Written in Ink (Part II)

I feel like one of the unintentional capstones of many churches in the past couple of generations (at least) has been an ignorance of the role of God the Father. Maybe I just don’t remember my upbringing correctly, but I don’t feel as though I was truly introduced to the Dad-ness of God until even after I was saved in the summer of 2011. And I grew up in church!

See, the God that I grew up knowing was King, which is absolutely correct. What wasn’t correct was the lack of of a fatherly view that I was taught. God is King, yes. But He is so much more than that. This leads to the story, which is a little less personal and more factual than Part I.

One of the first things that I learned post-salvation is the weight that the name “YHWH” (pronounced yah-way) carries. YHWH is the most personal name for God. And when I see most personal, I mean that it is the name that God explicitly gave himself when talking to Moses in Exodus. I learned that orthodox Jews, both in the Old Testament and now, will not say the name (much less tattoo it) because they see it as too holy and pure for human lips to mutter. And honestly…it is. That is exactly why I got it tattooed on my body.

When Jesus busted on the rabbinical scene in 1st century Israel, he came on as a “semicha” rabbi. To put it simply, some of the roles of a semicha rabbi was that they typically travelled and taught rather than staying in one specific city or temple. Another role of theirs was to interpret the Torah (the Law). A semicha rabbi might say something like this when teaching:

You have heard that it was said to those of old, ‘You shall not murder; and whoever murders will be liable to judgment.’ But I say to you that everyone who is angry with his brother will be liable to judgment…

“You’ve heard this…but I say this…”

This isn’t a rabbi trying to illegitimate Scripture; rather, this is a rabbi offering the correct interpretation of Scripture. That quote is from Jesus in Matthew 5, if you would like to see more of Jesus’ semicha rabbi-ness. So, what does this have to do with YHWH? Well, I’m excited that you asked that question because that’s exactly where the story lies. Let’s go to Matthew 6.

Pray then like this:

“Our Father in heaven,
hallowed be your name.”

Jesus already had an entire chapter before this to blow his audience’s mind with his interpretation of Torah (not sure their reactions, but I’m sure someone there had to be mind-blown). This phrase, though…this phrase probably silenced the large crowd that was with him. I can hear the crowd muttering right now, “Did he just call God ‘patēr’?” 

This word, “patēr”, is the Greek word for Father.

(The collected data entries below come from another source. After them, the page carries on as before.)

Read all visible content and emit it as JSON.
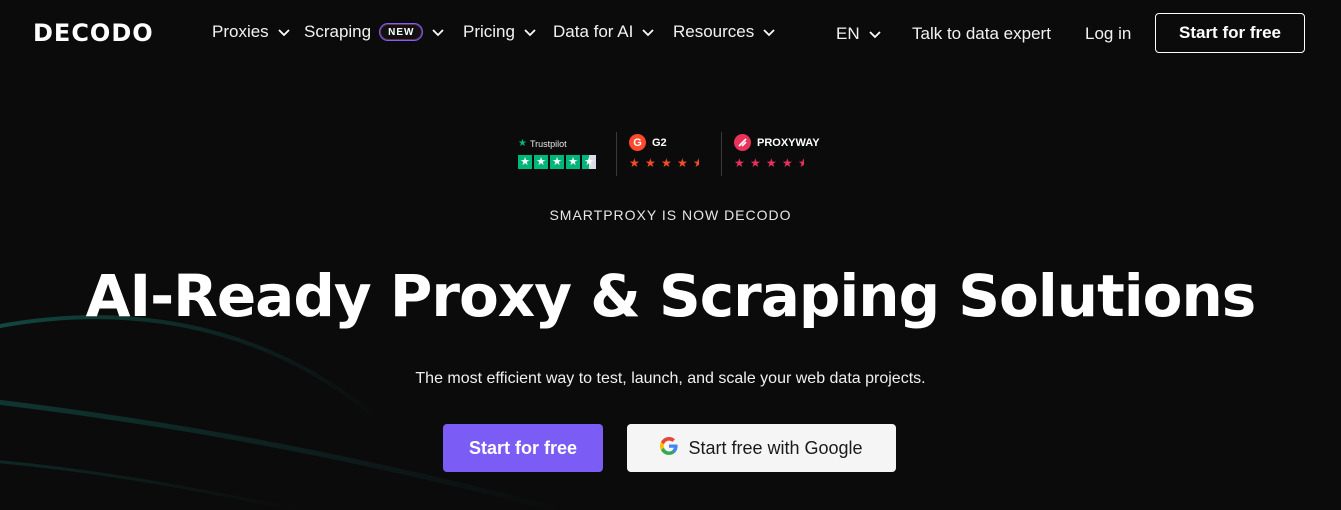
{
  "nav": {
    "logo_text": "DECODO",
    "items": [
      {
        "label": "Proxies"
      },
      {
        "label": "Scraping",
        "badge": "NEW"
      },
      {
        "label": "Pricing"
      },
      {
        "label": "Data for AI"
      },
      {
        "label": "Resources"
      }
    ],
    "language": "EN",
    "talk_link": "Talk to data expert",
    "login_link": "Log in",
    "cta": "Start for free"
  },
  "ratings": {
    "trustpilot": {
      "label": "Trustpilot",
      "stars": 4.5
    },
    "g2": {
      "label": "G2",
      "stars": 4.5
    },
    "proxyway": {
      "label": "PROXYWAY",
      "stars": 4.5
    }
  },
  "hero": {
    "eyebrow": "SMARTPROXY IS NOW DECODO",
    "headline": "AI-Ready Proxy & Scraping Solutions",
    "subtext": "The most efficient way to test, launch, and scale your web data projects.",
    "primary_cta": "Start for free",
    "google_cta": "Start free with Google"
  },
  "colors": {
    "background": "#0b0b0c",
    "primary_button": "#7b5cf5",
    "trustpilot_green": "#00b67a",
    "g2_red": "#ff492c",
    "proxyway_pink": "#e8335a"
  },
  "icons": [
    "chevron-down-icon",
    "trustpilot-star-icon",
    "g2-logo-icon",
    "proxyway-logo-icon",
    "google-g-icon",
    "star-icon"
  ]
}
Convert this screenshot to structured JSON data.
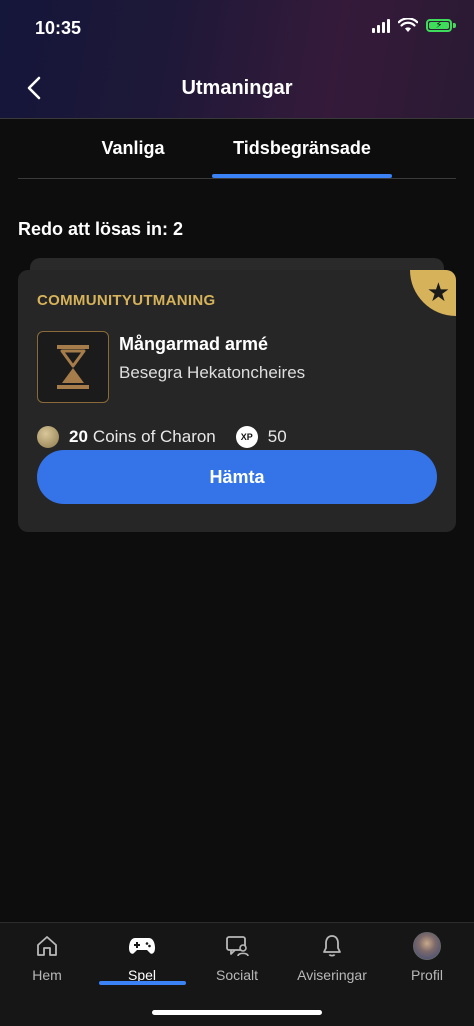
{
  "status_bar": {
    "time": "10:35"
  },
  "header": {
    "title": "Utmaningar"
  },
  "tabs": [
    {
      "label": "Vanliga"
    },
    {
      "label": "Tidsbegränsade"
    }
  ],
  "redeem": {
    "label": "Redo att lösas in: 2"
  },
  "challenge": {
    "category": "COMMUNITYUTMANING",
    "title": "Mångarmad armé",
    "subtitle": "Besegra Hekatoncheires",
    "reward_amount": "20",
    "reward_name": "Coins of Charon",
    "xp_badge": "XP",
    "xp_value": "50",
    "claim_label": "Hämta"
  },
  "bottom_nav": [
    {
      "label": "Hem",
      "icon": "home-icon"
    },
    {
      "label": "Spel",
      "icon": "gamepad-icon"
    },
    {
      "label": "Socialt",
      "icon": "social-icon"
    },
    {
      "label": "Aviseringar",
      "icon": "bell-icon"
    },
    {
      "label": "Profil",
      "icon": "avatar"
    }
  ],
  "colors": {
    "accent_blue": "#3b82f6",
    "button_blue": "#3574e8",
    "gold": "#d6b25a",
    "card_bg": "#262626",
    "page_bg": "#0d0d0d"
  }
}
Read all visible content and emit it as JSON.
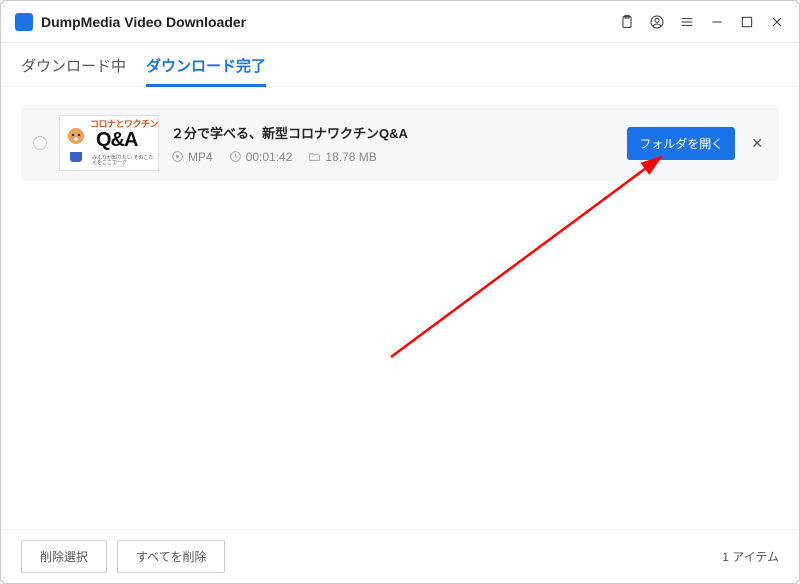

In the Old Testament, the word that would have been used would be the word “abba”. Abba is a name that only natural children will call their dad; that’s how intimate of a name it is. Did you catch that? Jesus busts on the scene and tells this large crowd of Jews to pray to God and call him Father!

He doesn’t say “When you pray, call God ‘Lord’ until He deems you holy enough to call him ‘Father'”. No, Jesus jumps from a name that is unthinkable to speak (YHWH) and goes straight for the most intimate name a child can call a parent (patēr/abba).

THIS is just a glimpse, a fraction of the freedom that Jesus brought with him and lavished on those for which He died on the cross. I am so incredibly forgetful of the freedom that Jesus gives me. I get to call God “daddy” and I get to hold both hands up and be picked up and held and told that He is taking care of everything and that He loves me and that I am free. This is what any good earthly father does, so how much better is our Heavenly Father? This is why I got this tattoo on my right wrist: IMG_8243.JPGI need the constant physical reminder that I am free and that it is for freedom that Christ has set me free.